Correlation Between Okta and Charlottes Web
Can any of the company-specific risk be diversified away by investing in both Okta and Charlottes Web at the same time? Although using a correlation coefficient on its own may not help to predict future stock returns, this module helps to understand the diversifiable risk of combining Okta and Charlottes Web into the same portfolio, which is an essential part of the fundamental portfolio management process.
By analyzing existing cross correlation between Okta Inc and Charlottes Web Holdings, you can compare the effects of market volatilities on Okta and Charlottes Web and check how they will diversify away market risk if combined in the same portfolio for a given time horizon. You can also utilize pair trading strategies of matching a long position in Okta with a short position of Charlottes Web. Check out your portfolio center. Please also check ongoing floating volatility patterns of Okta and Charlottes Web.
Diversification Opportunities for Okta and Charlottes Web
0.06 | Correlation Coefficient |
Significant diversification
The 3 months correlation between Okta and Charlottes is 0.06. Overlapping area represents the amount of risk that can be diversified away by holding Okta Inc and Charlottes Web Holdings in the same portfolio, assuming nothing else is changed. The correlation between historical prices or returns on Charlottes Web Holdings and Okta is a relative statistical measure of the degree to which these equity instruments tend to move together. The correlation coefficient measures the extent to which returns on Okta Inc are associated (or correlated) with Charlottes Web. Values of the correlation coefficient range from -1 to +1, where. The correlation of zero (0) is possible when the price movement of Charlottes Web Holdings has no effect on the direction of Okta i.e., Okta and Charlottes Web go up and down completely randomly.
Pair Corralation between Okta and Charlottes Web
Given the investment horizon of 90 days Okta Inc is expected to generate 0.53 times more return on investment than Charlottes Web. However, Okta Inc is 1.89 times less risky than Charlottes Web. It trades about 0.02 of its potential returns per unit of risk. Charlottes Web Holdings is currently generating about -0.02 per unit of risk. If you would invest 7,265 in Okta Inc on August 26, 2024 and sell it today you would earn a total of 392.00 from holding Okta Inc or generate 5.4% return on investment over 90 days.

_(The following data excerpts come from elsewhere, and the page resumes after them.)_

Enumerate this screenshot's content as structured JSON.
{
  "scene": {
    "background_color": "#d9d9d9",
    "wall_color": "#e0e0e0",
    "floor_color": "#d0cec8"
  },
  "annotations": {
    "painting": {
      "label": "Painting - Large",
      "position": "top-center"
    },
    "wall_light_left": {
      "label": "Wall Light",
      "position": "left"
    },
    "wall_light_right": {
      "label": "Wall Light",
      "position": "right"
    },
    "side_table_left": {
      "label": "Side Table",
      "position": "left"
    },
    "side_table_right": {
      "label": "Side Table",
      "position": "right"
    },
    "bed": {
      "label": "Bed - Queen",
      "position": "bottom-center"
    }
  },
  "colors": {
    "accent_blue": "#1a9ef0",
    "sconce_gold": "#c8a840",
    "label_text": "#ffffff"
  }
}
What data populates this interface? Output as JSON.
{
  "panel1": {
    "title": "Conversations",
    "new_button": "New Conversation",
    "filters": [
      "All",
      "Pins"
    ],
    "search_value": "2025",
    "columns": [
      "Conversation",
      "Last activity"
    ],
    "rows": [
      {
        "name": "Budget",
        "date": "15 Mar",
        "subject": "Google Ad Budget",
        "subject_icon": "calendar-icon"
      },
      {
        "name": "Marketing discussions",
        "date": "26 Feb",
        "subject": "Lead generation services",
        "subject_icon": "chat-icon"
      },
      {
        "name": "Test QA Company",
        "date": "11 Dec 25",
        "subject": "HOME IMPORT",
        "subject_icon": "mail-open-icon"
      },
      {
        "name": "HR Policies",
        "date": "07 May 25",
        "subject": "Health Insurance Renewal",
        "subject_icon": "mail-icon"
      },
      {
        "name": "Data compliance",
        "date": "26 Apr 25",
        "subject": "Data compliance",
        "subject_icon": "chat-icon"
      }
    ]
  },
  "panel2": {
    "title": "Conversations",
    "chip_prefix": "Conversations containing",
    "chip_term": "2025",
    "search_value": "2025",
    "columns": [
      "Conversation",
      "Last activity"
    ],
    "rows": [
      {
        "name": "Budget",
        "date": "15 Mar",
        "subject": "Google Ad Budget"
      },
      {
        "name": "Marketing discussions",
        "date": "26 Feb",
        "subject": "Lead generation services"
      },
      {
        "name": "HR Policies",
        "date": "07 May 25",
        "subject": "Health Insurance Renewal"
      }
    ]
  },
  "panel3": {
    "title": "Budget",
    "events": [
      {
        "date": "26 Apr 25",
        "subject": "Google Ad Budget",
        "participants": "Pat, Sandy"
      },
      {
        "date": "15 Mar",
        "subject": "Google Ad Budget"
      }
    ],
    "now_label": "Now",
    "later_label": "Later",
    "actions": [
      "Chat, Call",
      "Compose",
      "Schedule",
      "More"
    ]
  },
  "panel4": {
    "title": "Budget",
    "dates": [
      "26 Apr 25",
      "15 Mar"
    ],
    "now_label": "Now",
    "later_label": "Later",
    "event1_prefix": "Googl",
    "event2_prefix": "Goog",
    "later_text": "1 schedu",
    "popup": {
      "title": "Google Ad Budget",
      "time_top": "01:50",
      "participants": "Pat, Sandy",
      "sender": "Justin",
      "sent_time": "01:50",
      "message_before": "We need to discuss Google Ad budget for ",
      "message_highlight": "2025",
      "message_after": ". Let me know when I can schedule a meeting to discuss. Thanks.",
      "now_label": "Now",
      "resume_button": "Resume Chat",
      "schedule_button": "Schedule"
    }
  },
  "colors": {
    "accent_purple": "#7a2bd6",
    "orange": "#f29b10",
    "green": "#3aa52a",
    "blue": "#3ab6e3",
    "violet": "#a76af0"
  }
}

Time Period | 3 Months [change] |
Direction | Moves Together |
Strength | Insignificant |
Accuracy | 100.0% |
Values | Daily Returns |
Okta Inc vs. Charlottes Web Holdings
Performance |
Timeline |
Okta Inc |
Charlottes Web Holdings |
Okta and Charlottes Web Volatility Contrast
Predicted Return Density |
Returns |
Pair Trading with Okta and Charlottes Web
The main advantage of trading using opposite Okta and Charlottes Web positions is that it hedges away some unsystematic risk. Because of two separate transactions, even if Okta position performs unexpectedly, Charlottes Web can make up some of the losses. Pair trading also minimizes risk from directional movements in the market. For example, if an entire industry or sector drops because of unexpected headlines, the short position in Charlottes Web will offset losses from the drop in Charlottes Web's long position.The idea behind Okta Inc and Charlottes Web Holdings pairs trading is to make the combined position market-neutral, meaning the overall market's direction will not affect its win or loss (or potential downside or upside). This can be achieved by designing a pairs trade with two highly correlated stocks or equities that operate in a similar space or sector, making it possible to obtain profits through simple and relatively low-risk investment.Charlottes Web vs. Green Cures Botanical | Charlottes Web vs. Galexxy Holdings | Charlottes Web vs. Indoor Harvest Corp | Charlottes Web vs. Speakeasy Cannabis Club |
Check out your portfolio center.Note that this page's information should be used as a complementary analysis to find the right mix of equity instruments to add to your existing portfolios or create a brand new portfolio. You can also try the Portfolio Optimization module to compute new portfolio that will generate highest expected return given your specified tolerance for risk.